Se pose ainsi un double problème de volume de moyens déployés et de répartition de l'effort. La sécheresse de l'été 2022 a mis en lumière un besoin d'investir davantage pour l'eau et les milieux aquatiques et le Gouvernement a annoncé pour y répondre une rallonge de 100 millions d'euros pour les Agences. Mais les Agences sont pénalisées par le système du plafond mordant : elles ne conservent pas la totalité de leurs recettes. Leurs dépenses sont également plafonnées, avec un contrôle financier particulier. En réalité, il faut une réponse structurelle. À la demande du Gouvernement, j'avais été associé avec un collègue député de la Corrèze, Christophe Jerretie, pour travailler sur ce sujet. Nous partions du constat que, depuis les deux dernières programmations financières des Agences, les dépenses des Agences avaient été déplacées du petit cycle de l'eau vers le grand cycle. Les subventions se réduisant, l'autofinancement supporté par les intercommunalités a dû augmenter. Sous le vertueux motif de ne pas augmenter les redevances, les collectivités ont dû trouver elles-mêmes les ressources pour poursuivre leurs programmes d'investissements. Plutôt que de continuer à solliciter davantage les usagers domestiques, qui sont déjà les plus gros financeurs de la politique de l'eau, ou de chercher auprès des agriculteurs des recettes nouvelles alors que le secteur agricole reste financièrement fragile, nous avions alors proposé d'élargir à la biodiversité la fiscalité des Agences de l'eau, en leur attribuant une part supplémentaire de taxe d'aménagement, qui bénéficie aujourd'hui aux départements, à hauteur de 200 à 250 millions d'euros par an. C'est une piste légitime car on continue à urbaniser et cela pèse sur la biodiversité.
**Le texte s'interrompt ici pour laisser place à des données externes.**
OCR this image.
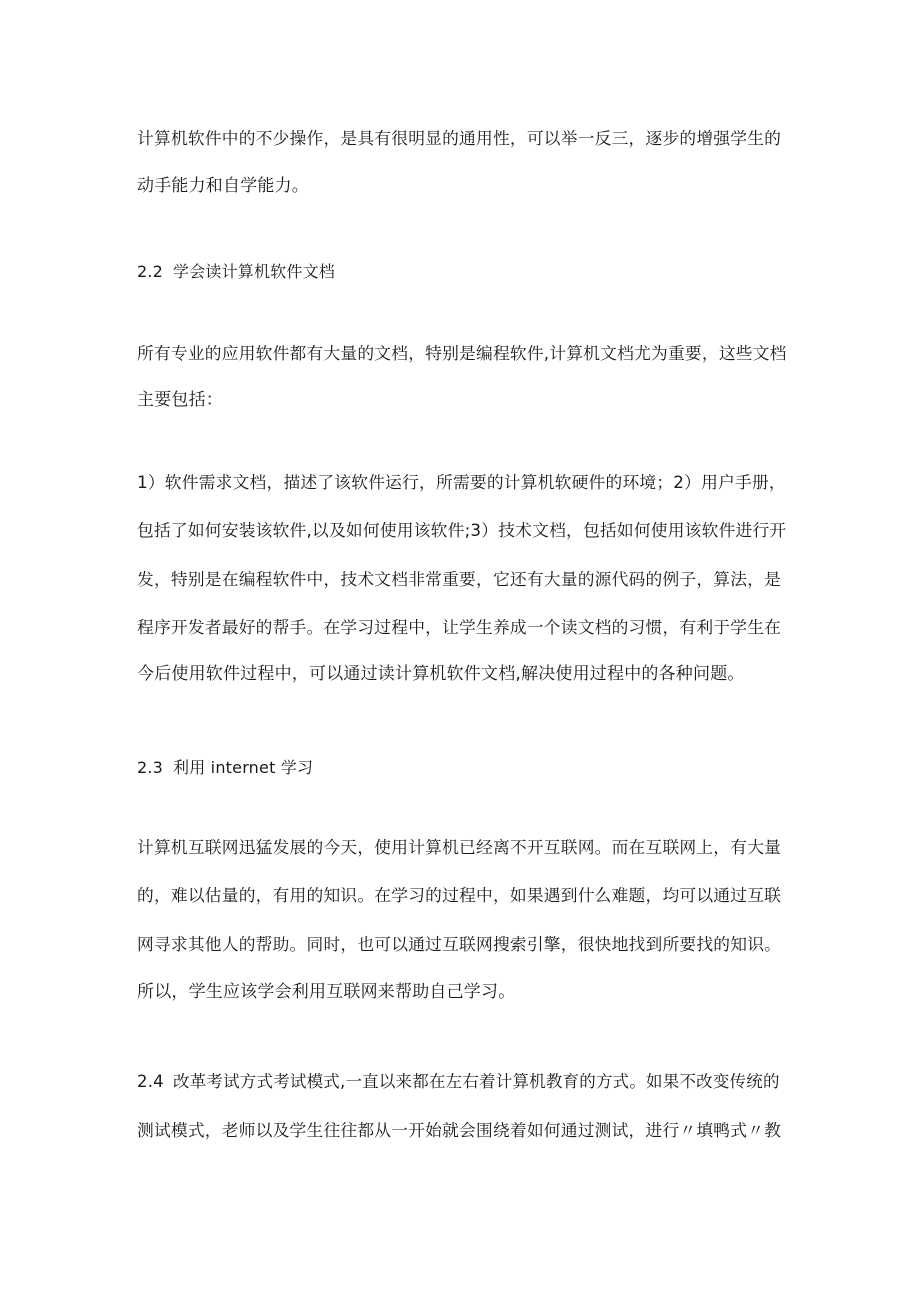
计算机软件中的不少操作，是具有很明显的通用性，可以举一反三，逐步的增强学生的
动手能力和自学能力。
2.2 学会读计算机软件文档
所有专业的应用软件都有大量的文档，特别是编程软件,计算机文档尤为重要，这些文档
主要包括：
1）软件需求文档，描述了该软件运行，所需要的计算机软硬件的环境；2）用户手册，
包括了如何安装该软件,以及如何使用该软件;3）技术文档，包括如何使用该软件进行开
发，特别是在编程软件中，技术文档非常重要，它还有大量的源代码的例子，算法，是
程序开发者最好的帮手。在学习过程中，让学生养成一个读文档的习惯，有利于学生在
今后使用软件过程中，可以通过读计算机软件文档,解决使用过程中的各种问题。
2.3 利用 internet 学习
计算机互联网迅猛发展的今天，使用计算机已经离不开互联网。而在互联网上，有大量
的，难以估量的，有用的知识。在学习的过程中，如果遇到什么难题，均可以通过互联
网寻求其他人的帮助。同时，也可以通过互联网搜索引擎，很快地找到所要找的知识。
所以，学生应该学会利用互联网来帮助自己学习。
2.4 改革考试方式考试模式,一直以来都在左右着计算机教育的方式。如果不改变传统的
测试模式，老师以及学生往往都从一开始就会围绕着如何通过测试，进行〃填鸭式〃教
Il faut trouver des sources nouvelles de financement sans augmenter encore la contribution des usagers domestiques. Et il ne faut pas compter sur l'augmentation des volumes pour accroitre les recettes, puisqu'au contraire, la consommation d'eau par habitant tend à baisser peu à peu, de l'ordre de 0,5 à 1 % par an. L'équation financière d'une politique de l'eau plus ambitieuse est donc bien difficile mais elle doit être résolue, faute de quoi on risque de devoir abandonner certaines actions.

Pour finir, il convient de se pencher sur les données sur l'eau dont nous disposons et qui sont essentielles pour piloter une politique de l'eau avec pertinence. Le système d'information sur l'eau est remarquable et beaucoup d'informations sont publiques. Elles permettent précisément de faire vivre cette « démocratie de l'eau », de décider en étant éclairés, et d'exercer un contrôle concitoyen, notamment sur la qualité de l'eau.

Mais avec le changement climatique, nous allons devoir encore renforcer la surveillance des cours d'eau, le niveau des nappes et développer des analyses prospectives plus poussées. Nous avons par exemple du construire un système pour mieux connaître les micro-polluants et permettre aux stations d'épuration de mieux les traiter.

On ne peut que saluer la décision prise d'actualiser Explore 2070 par une nouvelle étude « Explore 2070 2 », dont la restitution finale devrait intervenir en 2024 mais dont les résultats provisoires permettent de discuter d'ores et déjà localement des plans territoriaux de gestion de l'eau et de mettre au point des stratégies locales pertinentes de gestion de l'eau à long terme.